Billy from Cairns writes: A couple of my mates have just been told they have gonorrhoea and were surprised because they didn’t have any symptoms. Now I think I might have it. Does it show up on your regular blood results or do I have to have a special test done?
Dr Louise replies: Thanks for your question, Billy.
Your routine HIV blood tests will usually include a blood test for syphilis. The other bugs need special tests. But they’re easily done. Just a urine sample, a throat swab and an anal swab test are all that is required to test for chlamydia and gonorrhoea.
Neiserria gonorrhoea is a bacteria that can be easily transmitted during oral, anal or vaginal sex. The time from being infected to showing any symptoms can be pretty quick. In three to seven days you may notice a thick discharge from your penis or find it painful to urinate. However, if you were infected in the throat or anus you probably won’t have any symptoms. But you can still pass it on.
Many sexually transmitted infections (STI) go unnoticed because they don’t have any symptoms. And any STI increases both the risk of you transmitting HIV and the risk of someone who isn’t positive acquiring HIV. That is why it is important to get tested for them regularly.

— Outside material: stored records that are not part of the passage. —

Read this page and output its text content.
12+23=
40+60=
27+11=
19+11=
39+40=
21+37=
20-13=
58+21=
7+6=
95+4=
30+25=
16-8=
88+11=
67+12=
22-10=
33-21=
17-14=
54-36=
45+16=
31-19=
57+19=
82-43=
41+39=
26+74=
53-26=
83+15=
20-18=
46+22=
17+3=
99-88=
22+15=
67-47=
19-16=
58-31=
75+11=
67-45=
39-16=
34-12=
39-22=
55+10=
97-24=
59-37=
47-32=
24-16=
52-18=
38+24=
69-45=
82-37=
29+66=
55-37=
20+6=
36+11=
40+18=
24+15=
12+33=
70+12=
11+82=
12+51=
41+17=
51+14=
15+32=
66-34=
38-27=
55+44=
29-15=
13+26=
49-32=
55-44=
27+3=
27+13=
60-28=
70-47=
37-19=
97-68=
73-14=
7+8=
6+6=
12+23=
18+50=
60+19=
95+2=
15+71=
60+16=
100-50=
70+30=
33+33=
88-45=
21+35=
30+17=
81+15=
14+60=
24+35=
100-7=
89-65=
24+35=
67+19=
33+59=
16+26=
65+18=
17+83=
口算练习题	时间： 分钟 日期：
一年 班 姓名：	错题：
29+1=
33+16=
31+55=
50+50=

There are some excellent guidelines available for men who have sex with men. They give you a good idea how often you should get tested for what, depending on the number of partners and the sort of sex you have. They are an easy read and you can find them here.
Gonorrhoea is easily treated with an injection of an antibiotic called Ceftriaxone. But it is extremely important that all your sexual partners from the last three months know if you have been diagnosed with gonorrhoea. That way they can get tested and get treated as well.
Wearing condoms is still the best way to prevent you from getting most STIs.